Pre-authorisation must for nearly half of all treatments under NHPM

Model tender documents for showcasing health insurance scheme released

Written by Abantika Ghosh | New Delhi | Updated: June 13, 2018 6:56:31 am
Pre-authorisation must for nearly half of all treatments under NHPM Pre-authorisation is essential to keep a check on “moral hazard” procedures.

Pre-authorisation will be mandatory for 636 of the 1,350 packages – or 47 per cent of all treatments covered under the National Health Protection Mission (NHPM), including all packages for cardiology, ophthalmology and oncology.
The NHPM will not cover conditions that do not require hospitalisation, dental procedures, congenital physical problems, vaccinations and fertility related procedures, and will also not cover treatment of a person who has attempted suicide.

The Ayushman Bharat secretariat on Tuesday released the model tender documents for the scheme, which lays down every detail from the medical audits that are a mandatory part of the mission, the provision for interests to be paid by insurers in case of delays in payment, and the “administrative costs” allowed for insurers.

The document also lays down that for a claim ratio of up to 120 per cent, states will not pay any additional premium. If the claim ratio is beyond 120 per cent, the state will pay 50 per cent of the additional premium. The remainder will have to be borne by insurance companies.

Ayushman Bharat (AB)-NHPM will target about 10.74 crore poor, deprived rural families and identified occupational category of urban workers’ families as per the latest Socio-Economic Caste Census (SECC) data, both rural and urban. The tender documents released are model with flexibility for states both on the mode of implementation and the rates.

Pre-authorisation is essential to keep a check on “moral hazard” procedures. “Moral hazard” in health insurance parlance is the tendency of people who are insured to buy/be sold additional healthcare interventions, irrespective of their actual needs, leading to expenses that do not necessarily add to their own health or well being but bleeds the insurer.

For this reason, procedures such as emergency consultation for acute colic, high fever, cuts, stitches, soft tissue injury, single-bone fracture plaster, nebulization for asthmatic attack, moderate dehydration, hypoglycaemia in a diabetic, dengue without complication, and food poisoning will be covered in the scheme only if the treatment is availed in a government hospital.

For some specified conditions, pre-authorisation will be required for hospitalisation beyond 10 days.
The penalty provisions are stiff for any delays on the part of insurer or the state health agency (SHA) either in paying premium or in processing claims or refunds to the state. If claim payment to the hospital is delayed beyond 15 days, insurers will have to pay an interest of 1 per cent for every seven days of delay.

If premium refund is not made by the insurer to SHA within 30 days of the communication for refund, there will be 1 per cent interest for every week of delay. If the premium is not paid to the insurer by the SHA within six months of the commencement of the AB-NHPM, insurers will get an interest of 1 per cent of the premium amount for every seven days’ delay.

For the purpose of administration of the scheme, states have been divided into two categories. Category A states includes Arunachal Pradesh, Goa, Himachal Pradesh, Jammu and Kashmir, Manipur, Meghalaya, Mizoram, Nagaland, NCT Delhi, Sikkim, Tripura, Uttarakhand, and six Union Territories: Andaman and Nicobar Islands, Chandigarh, Dadra and Nagar Haveli, Daman and Diu, Lakshadweep and Puducherry.

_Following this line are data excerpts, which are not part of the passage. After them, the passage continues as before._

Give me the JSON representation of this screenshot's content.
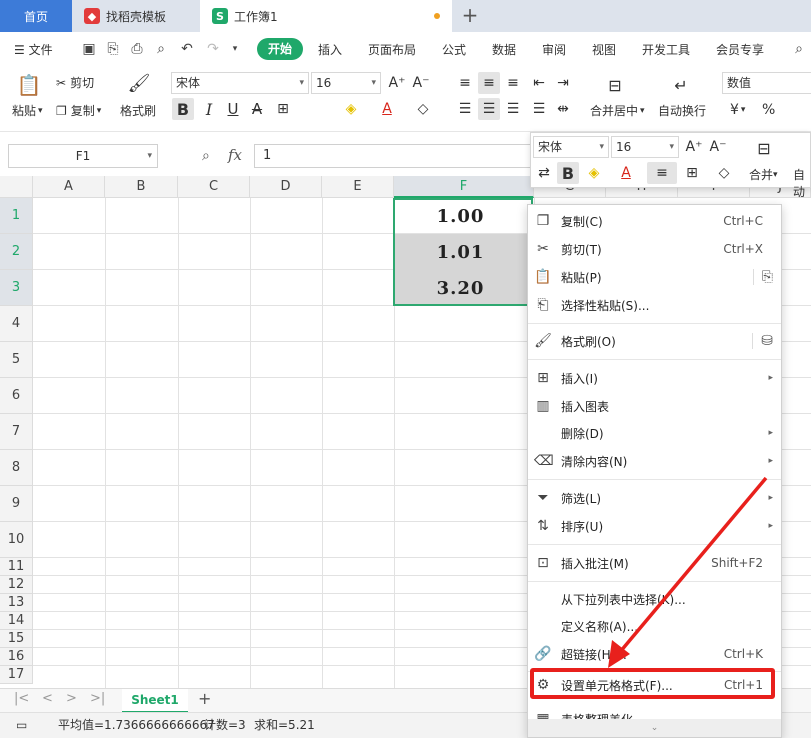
{
  "tabs": {
    "home": "首页",
    "docer": "找稻壳模板",
    "workbook": "工作簿1"
  },
  "menu": {
    "file": "文件",
    "items": [
      "开始",
      "插入",
      "页面布局",
      "公式",
      "数据",
      "审阅",
      "视图",
      "开发工具",
      "会员专享"
    ]
  },
  "ribbon": {
    "paste": "粘贴",
    "cut": "剪切",
    "copy": "复制",
    "format_painter": "格式刷",
    "font": "宋体",
    "size": "16",
    "merge": "合并居中",
    "wrap": "自动换行",
    "numfmt": "数值",
    "currency": "¥",
    "percent": "%"
  },
  "formula": {
    "name": "F1",
    "fx": "fx",
    "value": "1"
  },
  "columns": [
    "A",
    "B",
    "C",
    "D",
    "E",
    "F",
    "G",
    "H",
    "I",
    "J"
  ],
  "rows": [
    "1",
    "2",
    "3",
    "4",
    "5",
    "6",
    "7",
    "8",
    "9",
    "10",
    "11",
    "12",
    "13",
    "14",
    "15",
    "16",
    "17"
  ],
  "cells": {
    "F1": "1.00",
    "F2": "1.01",
    "F3": "3.20"
  },
  "sheet": {
    "name": "Sheet1"
  },
  "status": {
    "avg": "平均值=1.7366666666667",
    "count": "计数=3",
    "sum": "求和=5.21"
  },
  "mini": {
    "font": "宋体",
    "size": "16",
    "merge": "合并",
    "wrap": "自动"
  },
  "context_menu": {
    "copy": "复制(C)",
    "copy_sc": "Ctrl+C",
    "cut": "剪切(T)",
    "cut_sc": "Ctrl+X",
    "paste": "粘贴(P)",
    "paste_special": "选择性粘贴(S)...",
    "format_painter": "格式刷(O)",
    "insert": "插入(I)",
    "insert_chart": "插入图表",
    "delete": "删除(D)",
    "clear": "清除内容(N)",
    "filter": "筛选(L)",
    "sort": "排序(U)",
    "comment": "插入批注(M)",
    "comment_sc": "Shift+F2",
    "pick_list": "从下拉列表中选择(K)...",
    "define_name": "定义名称(A)...",
    "hyperlink": "超链接(H)...",
    "hyperlink_sc": "Ctrl+K",
    "format_cells": "设置单元格格式(F)...",
    "format_cells_sc": "Ctrl+1",
    "beautify": "表格整理美化"
  },
  "colors": {
    "accent": "#1fa86a",
    "highlight": "#e8201c",
    "home_tab": "#3d7bd8"
  }
}
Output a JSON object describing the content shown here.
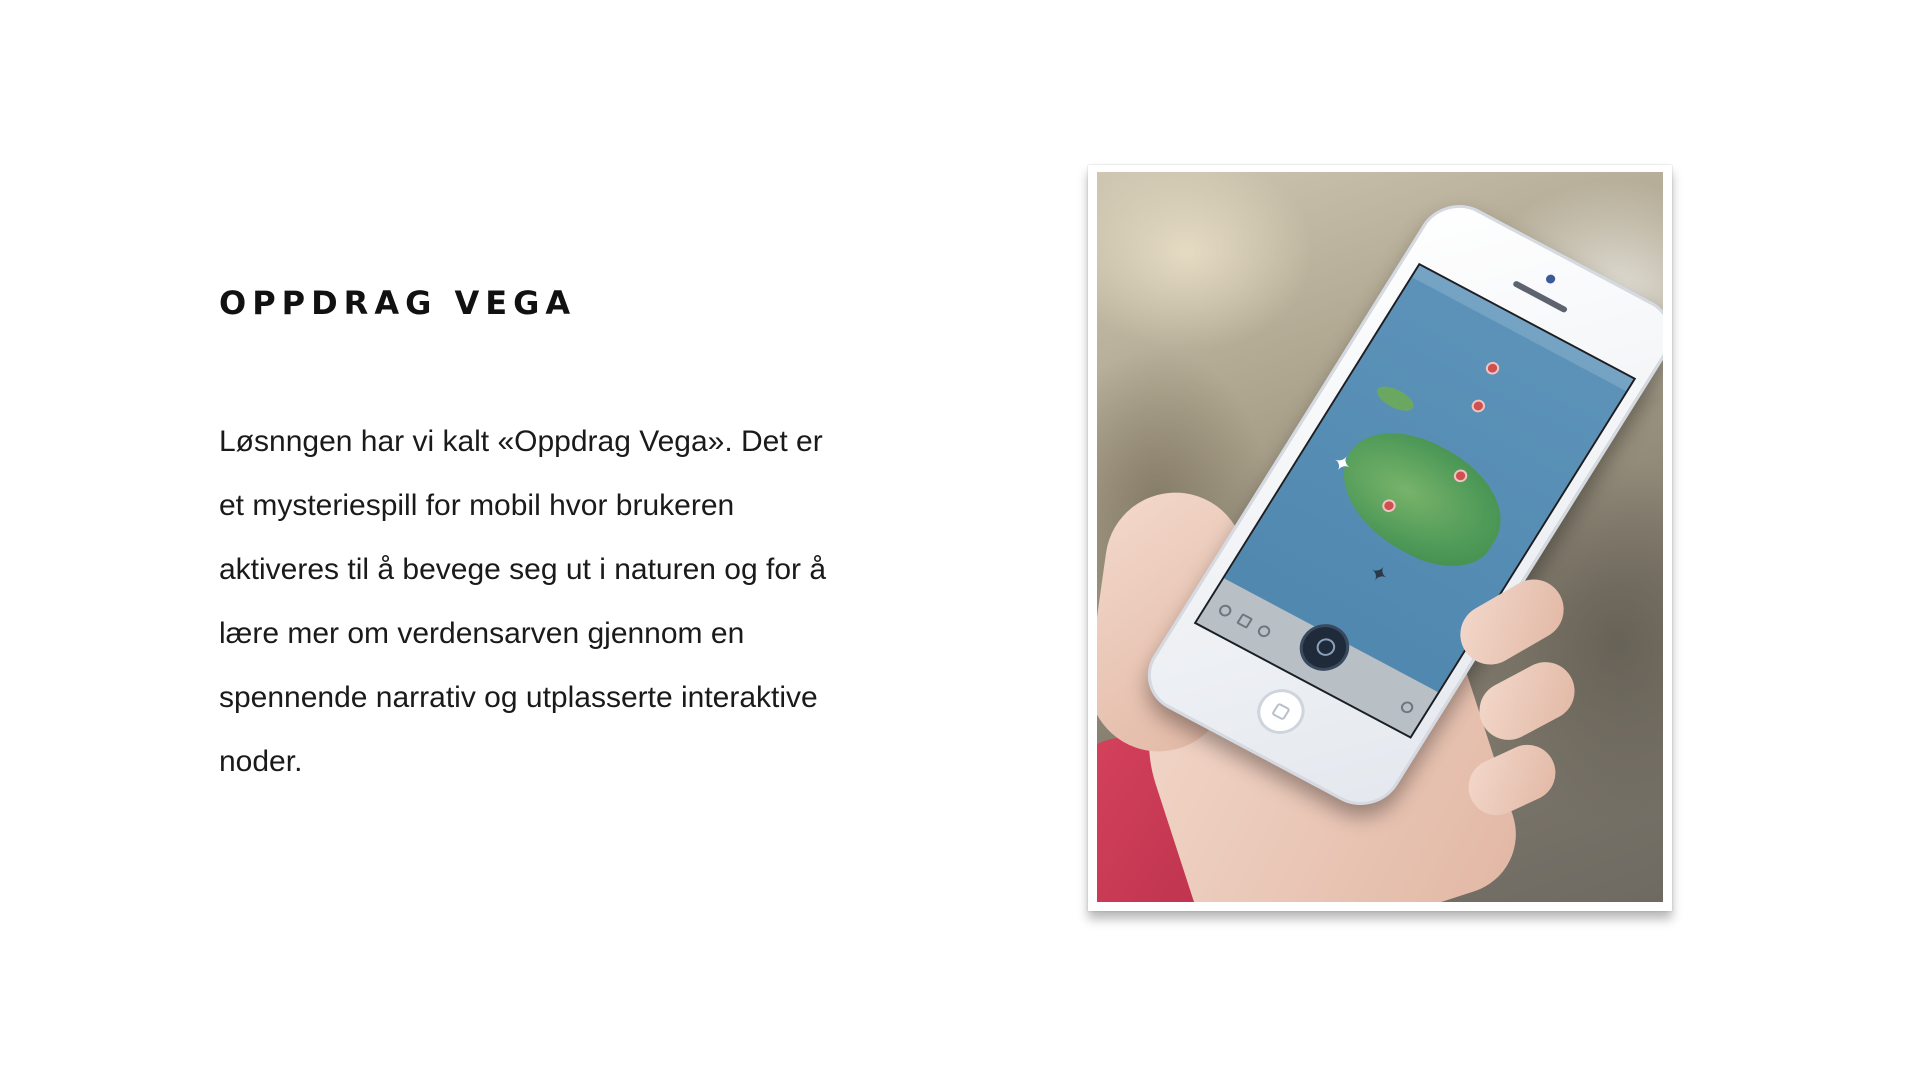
{
  "slide": {
    "title": "OPPDRAG VEGA",
    "body_lines": [
      "Løsnngen har vi kalt «Oppdrag Vega». Det er",
      "et mysteriespill for mobil hvor brukeren",
      "aktiveres til å bevege seg ut i naturen og for å",
      "lære mer om verdensarven gjennom en",
      "spennende narrativ og utplasserte interaktive",
      "noder."
    ]
  },
  "photo": {
    "subject": "hand holding white smartphone showing map app",
    "colors": {
      "map_water": "#5d93b9",
      "map_land": "#4f9a58",
      "sleeve": "#d8445e",
      "phone_body": "#ffffff"
    },
    "icons": [
      "map-pin-icon",
      "bird-icon",
      "search-icon",
      "home-button-icon"
    ]
  }
}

States in Category B are Andhra Pradesh, Assam, Bihar, Chhattisgarh, Gujarat, Haryana, Jharkhand, Karnataka, Kerala, Madhya Pradesh, Maharashtra, Odisha, Punjab, Rajasthan, Tamil Nadu, Telangana, Uttar Pradesh, and West Bengal.
To be able to bid for the category A states, an insurance company will have to have a “Gross Direct Premium Income from Health business of at least Rs 100 crore (experience of handling 25000 claims), and at least Rs 200 crore (experience of handling 50,000 claims) for Category B states in each of the last three completed financial years”, according to the document.

In category A states, the administrative cost allowed is 10 per cent if claim ratio less than 60 per cent, 15 per cent if claim ratio is between 60 per cent and 70 per cent and 20 per cent if claim ratio is between 70 per cent and 80 per cent.

In Category B states, administrative cost allowed will be 10 per cent if claim ratio is less than 60 per cent, 12 per cent if claim ratio is between 60 per cent and 70 per cent, and 15 per cent if claim ratio is between 70 per cent and 85 per cent.